Dole recalls packaged salad linked to listeria contamination, one death

Recall Dole salad manufacturing code Dole recalls packaged salad linked to listeria contamination, one deathDole Food Co. Inc., in cooperation with the U.S. Centers for Disease Control and Prevention (CDC) has issued a multi-state recall for packaged salads possibly contaminated with a strain of the listeria monocytogenes (listeriosis) bacteria. The CDC reports one person has died and 12 were hospitalized after eating packaged salads prepared and distributed at Dole’s Springfield, Ohio, facility.

According to a CDC news release, the outbreak has affected people in six states. One person from Michigan died as a result of listeriosis, and one of the 12 people hospitalized was pregnant. The CDC reports five people who fell ill reported eating packaged salad in the month before becoming ill. Two people specified they ate Dole brand packaged salads.

Laboratory results linked the illnesses to the Dole processing facility in Springfield in January, and on Jan. 21, Dole Reported to the CDC that it had stopped production at that facility and is recalling all packaged salads produced at that facility. Brand name packaged salads included in the Dole recall are Dole, Fresh Selections, Simple Truth, Marketside, The Little Salad Bar, and President’s Choice. The recalled salads can be identified by the letter “A” at the beginning of the manufacturing code on the package.
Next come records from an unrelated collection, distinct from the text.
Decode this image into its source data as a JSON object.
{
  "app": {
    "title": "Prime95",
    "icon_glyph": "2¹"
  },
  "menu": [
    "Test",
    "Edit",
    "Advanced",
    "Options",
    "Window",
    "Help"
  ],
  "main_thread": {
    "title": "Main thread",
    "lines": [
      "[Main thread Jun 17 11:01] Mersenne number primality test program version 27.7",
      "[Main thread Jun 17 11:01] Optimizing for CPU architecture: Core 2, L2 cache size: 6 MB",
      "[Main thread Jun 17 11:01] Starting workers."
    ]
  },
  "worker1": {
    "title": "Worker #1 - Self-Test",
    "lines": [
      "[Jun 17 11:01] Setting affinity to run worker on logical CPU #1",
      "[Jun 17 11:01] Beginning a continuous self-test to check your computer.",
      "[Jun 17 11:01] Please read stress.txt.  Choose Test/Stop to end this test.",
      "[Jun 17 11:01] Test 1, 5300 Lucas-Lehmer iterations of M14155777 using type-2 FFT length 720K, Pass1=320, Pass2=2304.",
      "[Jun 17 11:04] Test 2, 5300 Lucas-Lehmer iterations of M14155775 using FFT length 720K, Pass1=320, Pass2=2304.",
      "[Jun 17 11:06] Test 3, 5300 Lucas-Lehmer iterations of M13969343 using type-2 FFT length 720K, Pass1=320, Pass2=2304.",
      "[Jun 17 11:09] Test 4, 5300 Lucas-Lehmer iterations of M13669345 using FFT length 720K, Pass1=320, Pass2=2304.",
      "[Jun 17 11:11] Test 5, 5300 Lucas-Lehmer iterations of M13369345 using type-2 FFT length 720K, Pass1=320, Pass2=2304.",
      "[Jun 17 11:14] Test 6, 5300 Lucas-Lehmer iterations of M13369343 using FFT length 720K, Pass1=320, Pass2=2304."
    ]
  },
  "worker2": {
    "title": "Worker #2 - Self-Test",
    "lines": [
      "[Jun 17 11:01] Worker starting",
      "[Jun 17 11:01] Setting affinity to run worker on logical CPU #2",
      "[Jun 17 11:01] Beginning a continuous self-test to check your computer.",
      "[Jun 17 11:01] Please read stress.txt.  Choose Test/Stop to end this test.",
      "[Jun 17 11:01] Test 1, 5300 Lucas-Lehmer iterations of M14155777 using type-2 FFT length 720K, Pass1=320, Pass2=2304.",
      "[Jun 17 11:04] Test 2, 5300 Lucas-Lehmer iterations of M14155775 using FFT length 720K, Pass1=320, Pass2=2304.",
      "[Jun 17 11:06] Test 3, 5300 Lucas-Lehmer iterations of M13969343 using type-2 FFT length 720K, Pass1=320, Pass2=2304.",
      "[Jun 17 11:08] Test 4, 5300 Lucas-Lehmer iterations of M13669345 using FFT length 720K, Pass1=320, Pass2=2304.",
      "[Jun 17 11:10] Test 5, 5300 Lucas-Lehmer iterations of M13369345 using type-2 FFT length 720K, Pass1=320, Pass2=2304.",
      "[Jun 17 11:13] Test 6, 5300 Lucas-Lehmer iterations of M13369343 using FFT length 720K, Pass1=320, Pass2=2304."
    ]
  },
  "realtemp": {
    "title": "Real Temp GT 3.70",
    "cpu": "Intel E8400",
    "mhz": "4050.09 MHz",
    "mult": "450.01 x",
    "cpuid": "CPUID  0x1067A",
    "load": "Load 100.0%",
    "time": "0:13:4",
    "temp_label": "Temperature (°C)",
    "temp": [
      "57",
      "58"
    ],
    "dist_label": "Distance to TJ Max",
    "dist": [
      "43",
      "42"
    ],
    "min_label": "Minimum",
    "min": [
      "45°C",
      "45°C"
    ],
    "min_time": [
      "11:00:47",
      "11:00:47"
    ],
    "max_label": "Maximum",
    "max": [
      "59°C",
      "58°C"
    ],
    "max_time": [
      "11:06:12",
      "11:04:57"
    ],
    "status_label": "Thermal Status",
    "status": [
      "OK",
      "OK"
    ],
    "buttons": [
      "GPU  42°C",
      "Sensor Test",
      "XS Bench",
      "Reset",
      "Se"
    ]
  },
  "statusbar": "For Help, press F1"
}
States affected by the recall are Alabama, Connecticut, Florida, Georgia, Illinois, Indiana, Kentucky. Louisiana. Michigan. Massachusetts, Maryland, Minnesota, Missouri, Mississippi, North Carolina, New Jersey, New York, Ohio, Pennsylvania, South Carolina, Tennessee, Virginia and Wisconsin.

Consumers are advised to throw away any packaged salad included in the recall after sealing it in a plastic bag and a sealed trash can. They should wash the refrigerator drawer and other areas where the salad may have been stored with hot water and soap, and wash any cutting boards, utensils or other surfaces that came in contact with the salad. Consumers should wash their hands with warm water and soap after cleaning.
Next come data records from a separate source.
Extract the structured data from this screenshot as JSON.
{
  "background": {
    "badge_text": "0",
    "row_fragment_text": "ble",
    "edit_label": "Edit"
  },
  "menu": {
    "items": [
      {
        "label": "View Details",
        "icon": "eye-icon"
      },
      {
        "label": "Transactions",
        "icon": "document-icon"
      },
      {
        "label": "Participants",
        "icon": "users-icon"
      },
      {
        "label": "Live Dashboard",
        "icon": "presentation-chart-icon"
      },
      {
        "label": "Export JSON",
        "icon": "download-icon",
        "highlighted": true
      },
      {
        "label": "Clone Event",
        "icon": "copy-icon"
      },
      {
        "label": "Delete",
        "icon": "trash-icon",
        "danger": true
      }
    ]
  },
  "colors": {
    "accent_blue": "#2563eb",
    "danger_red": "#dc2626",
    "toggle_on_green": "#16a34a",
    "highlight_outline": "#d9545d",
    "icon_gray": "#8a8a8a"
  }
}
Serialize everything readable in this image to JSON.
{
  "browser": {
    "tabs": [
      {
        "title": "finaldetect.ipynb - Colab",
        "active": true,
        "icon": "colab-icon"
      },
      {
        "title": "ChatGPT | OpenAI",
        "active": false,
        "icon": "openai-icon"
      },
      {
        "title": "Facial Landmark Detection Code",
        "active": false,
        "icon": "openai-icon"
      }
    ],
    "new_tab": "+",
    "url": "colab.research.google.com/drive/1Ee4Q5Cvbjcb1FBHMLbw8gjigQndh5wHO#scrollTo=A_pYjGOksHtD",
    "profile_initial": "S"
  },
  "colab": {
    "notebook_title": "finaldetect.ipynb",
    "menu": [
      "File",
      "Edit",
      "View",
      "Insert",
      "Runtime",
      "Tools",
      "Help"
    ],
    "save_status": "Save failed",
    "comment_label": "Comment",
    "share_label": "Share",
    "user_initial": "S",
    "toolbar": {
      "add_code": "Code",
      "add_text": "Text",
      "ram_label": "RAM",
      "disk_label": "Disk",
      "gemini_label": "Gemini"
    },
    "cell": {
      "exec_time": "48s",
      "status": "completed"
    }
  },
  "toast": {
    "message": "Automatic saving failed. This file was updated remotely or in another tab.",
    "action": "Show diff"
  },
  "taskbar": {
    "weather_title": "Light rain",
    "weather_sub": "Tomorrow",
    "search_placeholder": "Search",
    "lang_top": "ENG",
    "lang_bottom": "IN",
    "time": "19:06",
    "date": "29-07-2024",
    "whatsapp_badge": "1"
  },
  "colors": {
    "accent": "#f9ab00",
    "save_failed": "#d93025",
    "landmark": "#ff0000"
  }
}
Listeria is notorious not only for its lethalness but also for its persistence in food-manufacturing facilities and ability to not only survive in temperatures below freezing, but to thrive in them. While listeria monogynes bacteria are not a leading cause of food poisoning, they are among the deadliest of foodborne pathogens, causing about 255 deaths in the United States every year.
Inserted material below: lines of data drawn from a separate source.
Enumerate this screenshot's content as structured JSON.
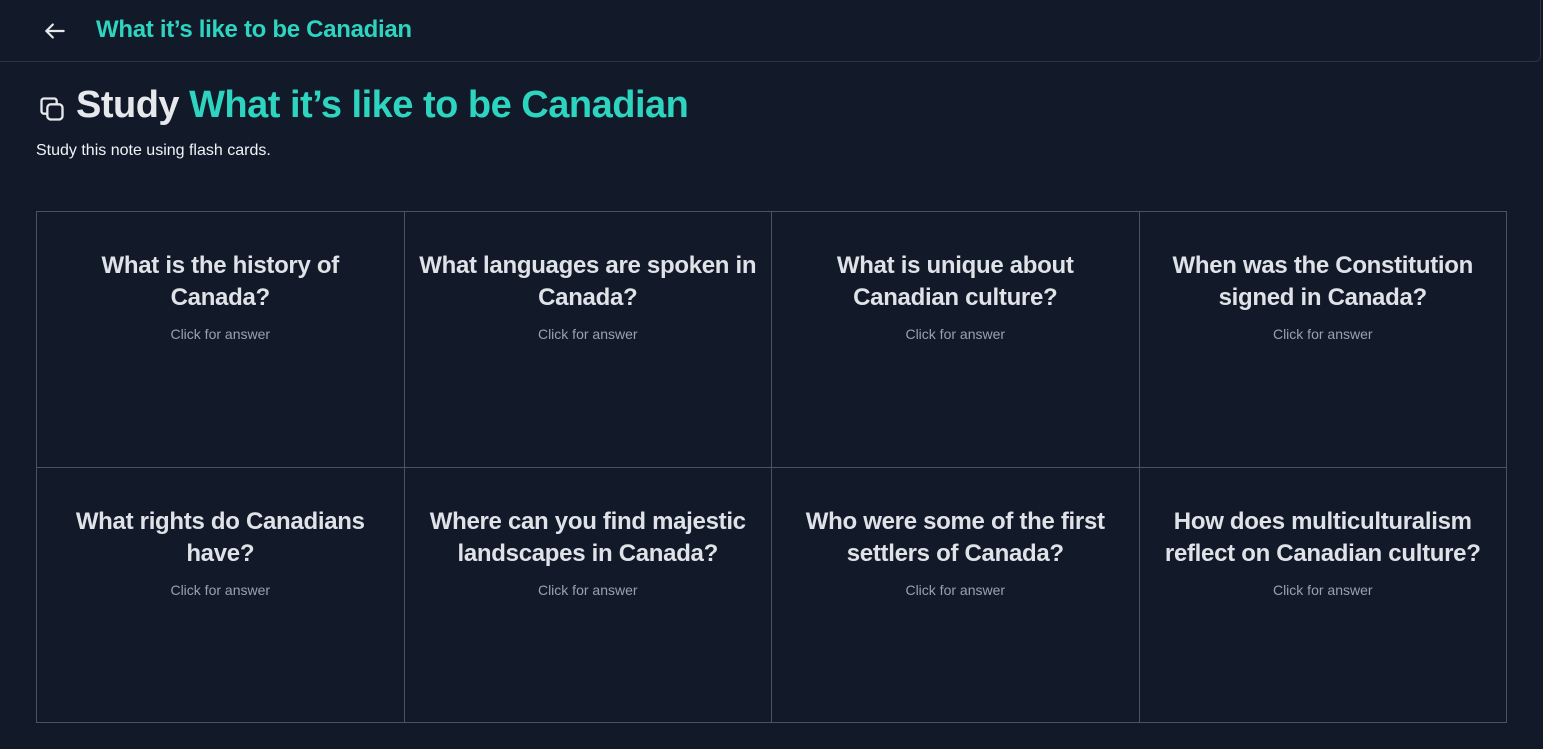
{
  "header": {
    "title": "What it’s like to be Canadian",
    "back_icon": "arrow-left-icon"
  },
  "page": {
    "study_label": "Study",
    "note_title": "What it’s like to be Canadian",
    "subtitle": "Study this note using flash cards.",
    "study_icon": "copy-icon"
  },
  "cards": [
    {
      "question": "What is the history of Canada?",
      "hint": "Click for answer"
    },
    {
      "question": "What languages are spoken in Canada?",
      "hint": "Click for answer"
    },
    {
      "question": "What is unique about Canadian culture?",
      "hint": "Click for answer"
    },
    {
      "question": "When was the Constitution signed in Canada?",
      "hint": "Click for answer"
    },
    {
      "question": "What rights do Canadians have?",
      "hint": "Click for answer"
    },
    {
      "question": "Where can you find majestic landscapes in Canada?",
      "hint": "Click for answer"
    },
    {
      "question": "Who were some of the first settlers of Canada?",
      "hint": "Click for answer"
    },
    {
      "question": "How does multiculturalism reflect on Canadian culture?",
      "hint": "Click for answer"
    }
  ],
  "colors": {
    "background": "#121a2a",
    "accent": "#2dd4bf",
    "border": "#4a5263"
  }
}
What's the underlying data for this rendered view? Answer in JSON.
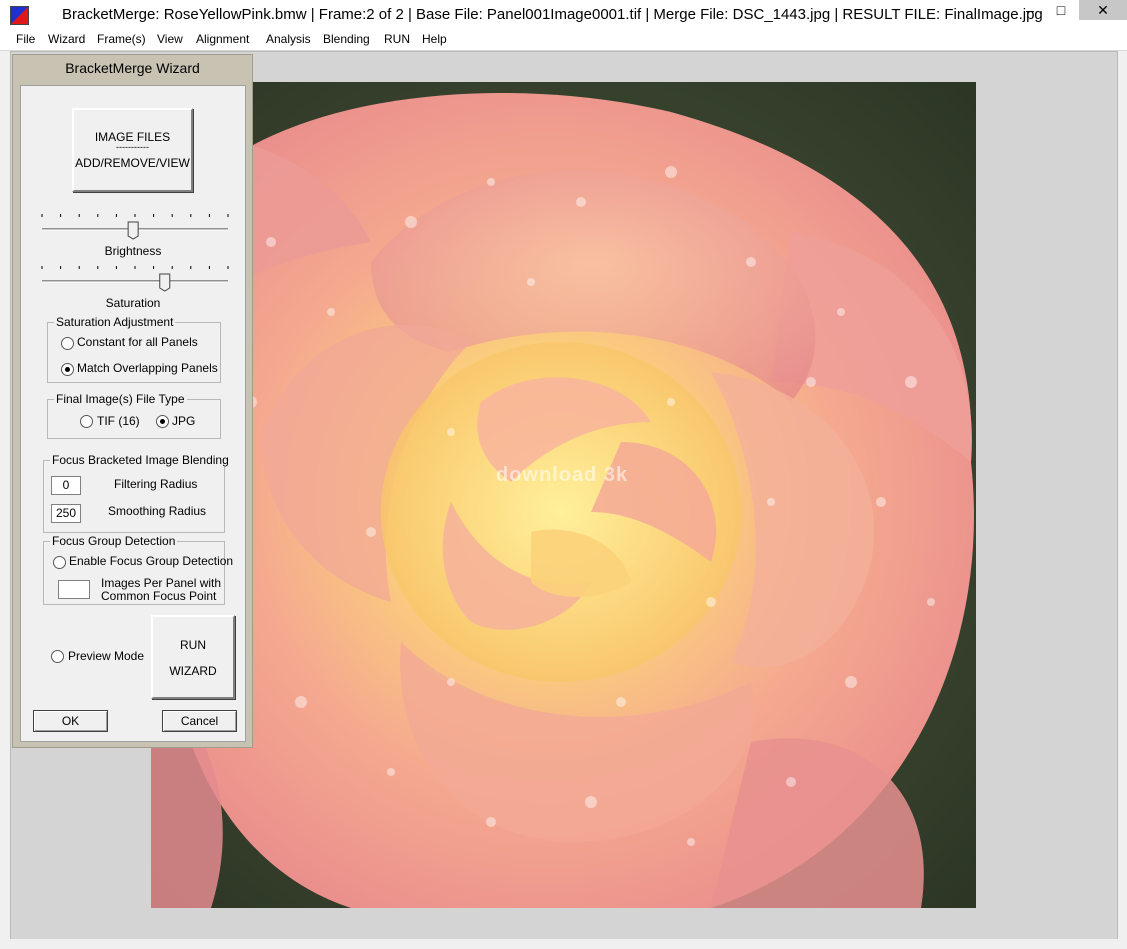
{
  "window": {
    "title": "BracketMerge: RoseYellowPink.bmw | Frame:2 of 2 | Base File: Panel001Image0001.tif | Merge File: DSC_1443.jpg | RESULT FILE: FinalImage.jpg",
    "minimize": "–",
    "maximize": "□",
    "close": "✕"
  },
  "menu": [
    "File",
    "Wizard",
    "Frame(s)",
    "View",
    "Alignment",
    "Analysis",
    "Blending",
    "RUN",
    "Help"
  ],
  "watermark": "download 3k",
  "wizard": {
    "title": "BracketMerge Wizard",
    "image_files_line1": "IMAGE FILES",
    "image_files_dots": "-----------",
    "image_files_line2": "ADD/REMOVE/VIEW",
    "brightness_label": "Brightness",
    "brightness_level": 0.49,
    "saturation_label": "Saturation",
    "saturation_level": 0.66,
    "sat_adjust": {
      "title": "Saturation Adjustment",
      "opt1": "Constant for all Panels",
      "opt2": "Match Overlapping Panels",
      "selected": "opt2"
    },
    "file_type": {
      "title": "Final Image(s) File Type",
      "opt1": "TIF (16)",
      "opt2": "JPG",
      "selected": "opt2"
    },
    "focus_blend": {
      "title": "Focus Bracketed Image Blending",
      "filtering_value": "0",
      "filtering_label": "Filtering Radius",
      "smoothing_value": "250",
      "smoothing_label": "Smoothing Radius"
    },
    "focus_group": {
      "title": "Focus Group Detection",
      "enable_label": "Enable Focus Group Detection",
      "images_line1": "Images Per Panel with",
      "images_line2": "Common Focus Point",
      "images_value": ""
    },
    "preview_label": "Preview Mode",
    "run_line1": "RUN",
    "run_line2": "WIZARD",
    "ok": "OK",
    "cancel": "Cancel"
  }
}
Symtoms of listeriosis include fever and muscle aches, sometimes preceded by diarrhea, nausea, cramps, and other gastrointestinal symptoms. Almost everyone who is diagnosed with listeriosis has “invasive” infection, in which the bacteria spread beyond the gastrointestinal tract.

Pregnant women are approximately 20 times more likely than other healthy adults to get listeriosis from eating contaminated foods. Listeriosis typically manifests as a mild flu-like illness in pregnant women, but is usually fatal for the unborn child, as it can result in miscarriage or stillbirth. Babies that survive a listeria infection often develop life-long health problems.

The most severe infections have a mortality rate between 15-30 percent. In these cases, the infection spreads through the bloodstream to the nervous system and brain, resulting in bacterial meningitis and other potentially fatal problems.